Standpunkt aus Berlin Depesche Nr. 76

Kommentar zum SPD-Regierungsprogramm

Beim SPD-Parteitag in Augsburg hat Kanzlerkandidat Peer Steinbrück in einer überzeugenden Rede deutlich gemacht, worum es bei der Bundestagswahl am 22. September geht: Wir brauchen eine bessere und gerechtere Politik für unser Land!

Deutschland wird heute schlecht regiert. Die konfuse doppelte Energiewende von Schwarz-Gelb kommt Unternehmen und Verbrauchern teuer zu stehen. Die Regierungskoalition ist in wichtigen Fragen in sich zerstritten und nach wie vor in Klientelpolitik gefangen.

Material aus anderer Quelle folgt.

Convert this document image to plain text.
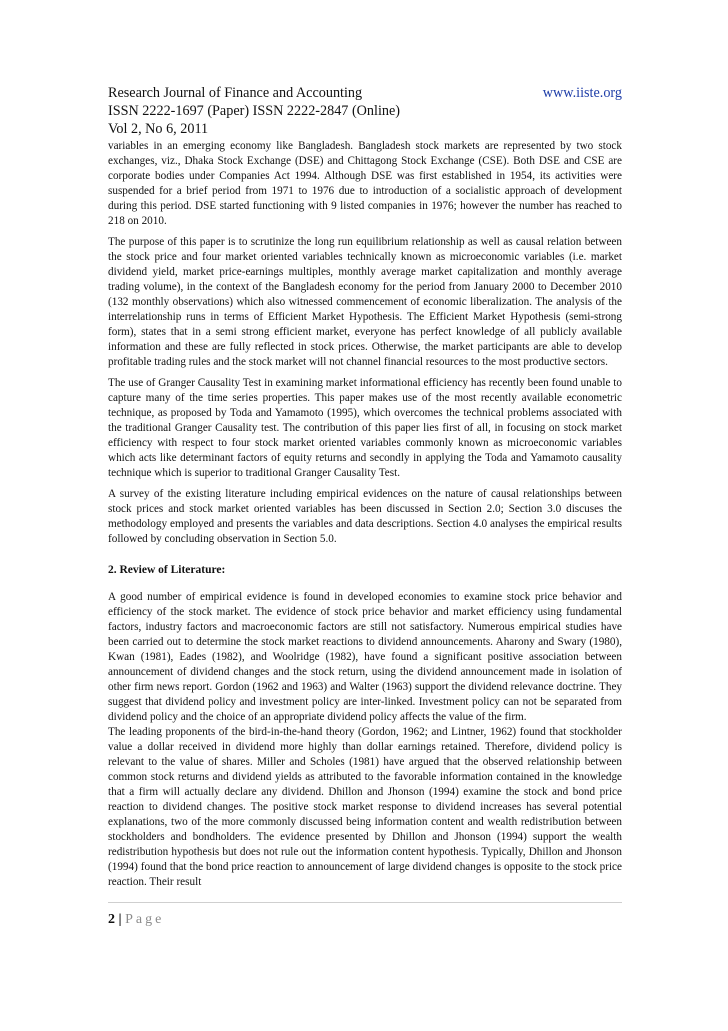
Research Journal of Finance and Accounting	www.iiste.org
ISSN 2222-1697 (Paper) ISSN 2222-2847 (Online)
Vol 2, No 6, 2011

variables in an emerging economy like Bangladesh. Bangladesh stock markets are represented by two stock exchanges, viz., Dhaka Stock Exchange (DSE) and Chittagong Stock Exchange (CSE). Both DSE and CSE are corporate bodies under Companies Act 1994. Although DSE was first established in 1954, its activities were suspended for a brief period from 1971 to 1976 due to introduction of a socialistic approach of development during this period. DSE started functioning with 9 listed companies in 1976; however the number has reached to 218 on 2010.

The purpose of this paper is to scrutinize the long run equilibrium relationship as well as causal relation between the stock price and four market oriented variables technically known as microeconomic variables (i.e. market dividend yield, market price-earnings multiples, monthly average market capitalization and monthly average trading volume), in the context of the Bangladesh economy for the period from January 2000 to December 2010 (132 monthly observations) which also witnessed commencement of economic liberalization. The analysis of the interrelationship runs in terms of Efficient Market Hypothesis. The Efficient Market Hypothesis (semi-strong form), states that in a semi strong efficient market, everyone has perfect knowledge of all publicly available information and these are fully reflected in stock prices. Otherwise, the market participants are able to develop profitable trading rules and the stock market will not channel financial resources to the most productive sectors.

The use of Granger Causality Test in examining market informational efficiency has recently been found unable to capture many of the time series properties. This paper makes use of the most recently available econometric technique, as proposed by Toda and Yamamoto (1995), which overcomes the technical problems associated with the traditional Granger Causality test. The contribution of this paper lies first of all, in focusing on stock market efficiency with respect to four stock market oriented variables commonly known as microeconomic variables which acts like determinant factors of equity returns and secondly in applying the Toda and Yamamoto causality technique which is superior to traditional Granger Causality Test.

A survey of the existing literature including empirical evidences on the nature of causal relationships between stock prices and stock market oriented variables has been discussed in Section 2.0; Section 3.0 discuses the methodology employed and presents the variables and data descriptions. Section 4.0 analyses the empirical results followed by concluding observation in Section 5.0.

2. Review of Literature:

A good number of empirical evidence is found in developed economies to examine stock price behavior and efficiency of the stock market. The evidence of stock price behavior and market efficiency using fundamental factors, industry factors and macroeconomic factors are still not satisfactory. Numerous empirical studies have been carried out to determine the stock market reactions to dividend announcements. Aharony and Swary (1980), Kwan (1981), Eades (1982), and Woolridge (1982), have found a significant positive association between announcement of dividend changes and the stock return, using the dividend announcement made in isolation of other firm news report. Gordon (1962 and 1963) and Walter (1963) support the dividend relevance doctrine. They suggest that dividend policy and investment policy are inter-linked. Investment policy can not be separated from dividend policy and the choice of an appropriate dividend policy affects the value of the firm.

The leading proponents of the bird-in-the-hand theory (Gordon, 1962; and Lintner, 1962) found that stockholder value a dollar received in dividend more highly than dollar earnings retained. Therefore, dividend policy is relevant to the value of shares. Miller and Scholes (1981) have argued that the observed relationship between common stock returns and dividend yields as attributed to the favorable information contained in the knowledge that a firm will actually declare any dividend. Dhillon and Jhonson (1994) examine the stock and bond price reaction to dividend changes. The positive stock market response to dividend increases has several potential explanations, two of the more commonly discussed being information content and wealth redistribution between stockholders and bondholders. The evidence presented by Dhillon and Jhonson (1994) support the wealth redistribution hypothesis but does not rule out the information content hypothesis. Typically, Dhillon and Jhonson (1994) found that the bond price reaction to announcement of large dividend changes is opposite to the stock price reaction. Their result

2 | Page
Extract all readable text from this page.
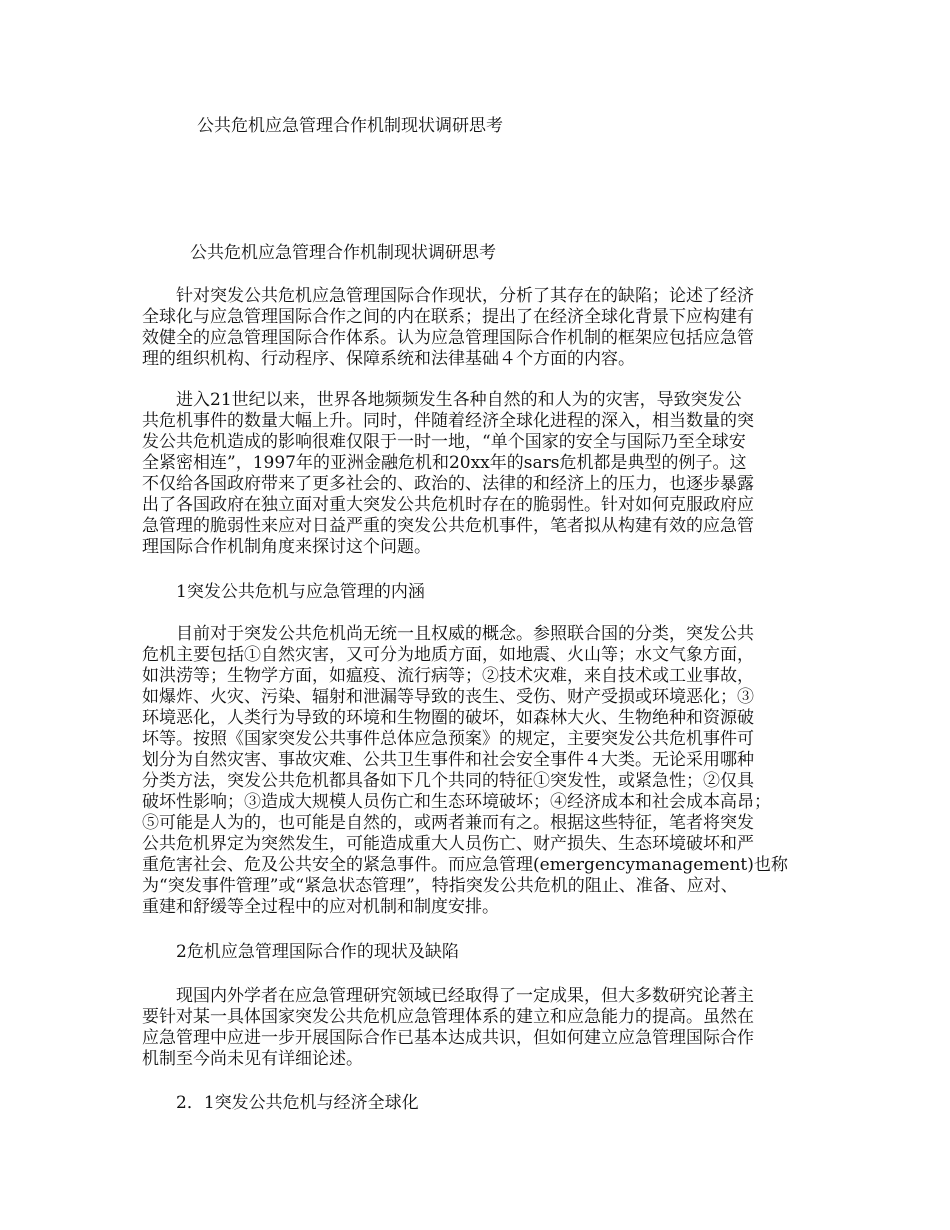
公共危机应急管理合作机制现状调研思考
公共危机应急管理合作机制现状调研思考
针对突发公共危机应急管理国际合作现状，分析了其存在的缺陷；论述了经济
全球化与应急管理国际合作之间的内在联系；提出了在经济全球化背景下应构建有
效健全的应急管理国际合作体系。认为应急管理国际合作机制的框架应包括应急管
理的组织机构、行动程序、保障系统和法律基础４个方面的内容。
进入21世纪以来，世界各地频频发生各种自然的和人为的灾害，导致突发公
共危机事件的数量大幅上升。同时，伴随着经济全球化进程的深入，相当数量的突
发公共危机造成的影响很难仅限于一时一地，“单个国家的安全与国际乃至全球安
全紧密相连”，1997年的亚洲金融危机和20xx年的sars危机都是典型的例子。这
不仅给各国政府带来了更多社会的、政治的、法律的和经济上的压力，也逐步暴露
出了各国政府在独立面对重大突发公共危机时存在的脆弱性。针对如何克服政府应
急管理的脆弱性来应对日益严重的突发公共危机事件，笔者拟从构建有效的应急管
理国际合作机制角度来探讨这个问题。
1突发公共危机与应急管理的内涵
目前对于突发公共危机尚无统一且权威的概念。参照联合国的分类，突发公共
危机主要包括①自然灾害，又可分为地质方面，如地震、火山等；水文气象方面，
如洪涝等；生物学方面，如瘟疫、流行病等；②技术灾难，来自技术或工业事故，
如爆炸、火灾、污染、辐射和泄漏等导致的丧生、受伤、财产受损或环境恶化；③
环境恶化，人类行为导致的环境和生物圈的破坏，如森林大火、生物绝种和资源破
坏等。按照《国家突发公共事件总体应急预案》的规定，主要突发公共危机事件可
划分为自然灾害、事故灾难、公共卫生事件和社会安全事件４大类。无论采用哪种
分类方法，突发公共危机都具备如下几个共同的特征①突发性，或紧急性；②仅具
破坏性影响；③造成大规模人员伤亡和生态环境破坏；④经济成本和社会成本高昂；
⑤可能是人为的，也可能是自然的，或两者兼而有之。根据这些特征，笔者将突发
公共危机界定为突然发生，可能造成重大人员伤亡、财产损失、生态环境破坏和严
重危害社会、危及公共安全的紧急事件。而应急管理(emergencymanagement)也称
为“突发事件管理”或“紧急状态管理”，特指突发公共危机的阻止、准备、应对、
重建和舒缓等全过程中的应对机制和制度安排。
2危机应急管理国际合作的现状及缺陷
现国内外学者在应急管理研究领域已经取得了一定成果，但大多数研究论著主
要针对某一具体国家突发公共危机应急管理体系的建立和应急能力的提高。虽然在
应急管理中应进一步开展国际合作已基本达成共识，但如何建立应急管理国际合作
机制至今尚未见有详细论述。
2．1突发公共危机与经济全球化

Auf europäischer Ebene profitiert Angela Merkel zwar noch von der wirtschaftlichen Bedeutung und Arbeitsmarktstabilität der Bundesrepublik, die nicht zuletzt durch die frühere SPD-Regierungspolitik ermöglicht wurde. Aber eigene Konzepte hat sie nicht vorgelegt, sondern manches Problem in Kohl‘scher Tradition versucht auszusitzen. Eine Lösung der Eurokrise ist jedenfalls noch nicht in Sicht, wie zuletzt das Beispiel Zypern deutlich gemacht hat.

In der Innenpolitik sind das Kürzen von Programmen wie „Soziale Stadt“ zu Lasten notleidender Kommunen, die Verweigerung eines gesetzlichen Mindestlohns und die Verabschiedung eines familien- und bildungspolitisch verfehlten Betreuungsgeldes weitere Beispiele dafür, dass diese Koalition den Herausforderungen nicht gewachsen ist.

Die SPD hat mit ihrem Regierungsprogramm bessere und gerechtere Alternativen dargelegt. Wer die Ungleichheit in unserer Gesellschaft wirksam bekämpfen will, muss zuvorderst in Bildung investieren. Nur so können wir gute Zukunftschancen für alle Bevölkerungsgruppen sichern. Das erfordert zusätzliches Geld. Finanziert werden soll dies jedoch eben nicht durch neue Schulden, die nachfolgende Generationen zusätzlich belasten würden.

Stattdessen möchte die SPD einen höheren finanziellen Beitrag von denen einfordern, die es am besten verkraften können. So soll der Spitzensteuersatz ab 100.000 Euro Einkommen auf 49 Prozent angehoben werden (200.000 Euro bei Verheirateten). Das ist immer noch deutlich weniger als unter

 

Helmut Kohl gezahlt wurde. Über eine Finanztrans­aktionssteuer soll auch der Finanzsektor stärker an den Kosten der Krise beteiligt werden. Und ein flächendeckender gesetzlicher Mindestlohn von 8,50 Euro wird verhindern, dass viele Menschen trotz Vollerwerbsarbeit auf staatliche Unterstützung angewiesen sind. Insgesamt werden wir dadurch eine neue soziale Balance herstellen.

Zusätzliche Finanzmittel sind für Kommunen und zum Ausbau unserer Infrastruktur vorgesehen. Hierdurch profitieren werden die Menschen vor Ort und nicht zuletzt auch die Wirtschaft.

So wollen wir die ökonomischen Chancen nutzen und den sozialen Zusammenhalt in unserer Gesellschaft stärken. Hierfür treten Sozialdemokratinnen und Sozialdemokraten seit nunmehr 150 Jahren ein. Unsere Grundwerte Freiheit, Gerechtigkeit und Solidarität sind nach wie vor aktuell und Leitschnur unserer Politik.

Die SPD erinnert sich in ihrem Jubiläumsjahr an viele sozialdemokratische Persönlichkeiten, die in der Geschichte unseres Landes eine wichtige Rolle gespielt haben. An Otto Wels, dessen mutige Reichstagsrede gegen das Ermächtigungsgesetz der Nazis bis heute als ein Symbol für ein demokratisches Deutschland steht. Oder an Willy Brandt, dessen zunächst umstrittene Ostpolitik den Weg für Entspannung und eine Überwindung der europäischen Teilung bereitet hat. Und an zahlreiche gesellschaftliche Reformen, die wir angestoßen haben und die zu mehr Demokratie, sozialer Sicherheit und starken Arbeitnehmerrechten geführt haben.

Im Sinne dieser Traditionen wollen wir weiterarbeiten – für ein gerechtes Deutschland und ein friedliches Europa.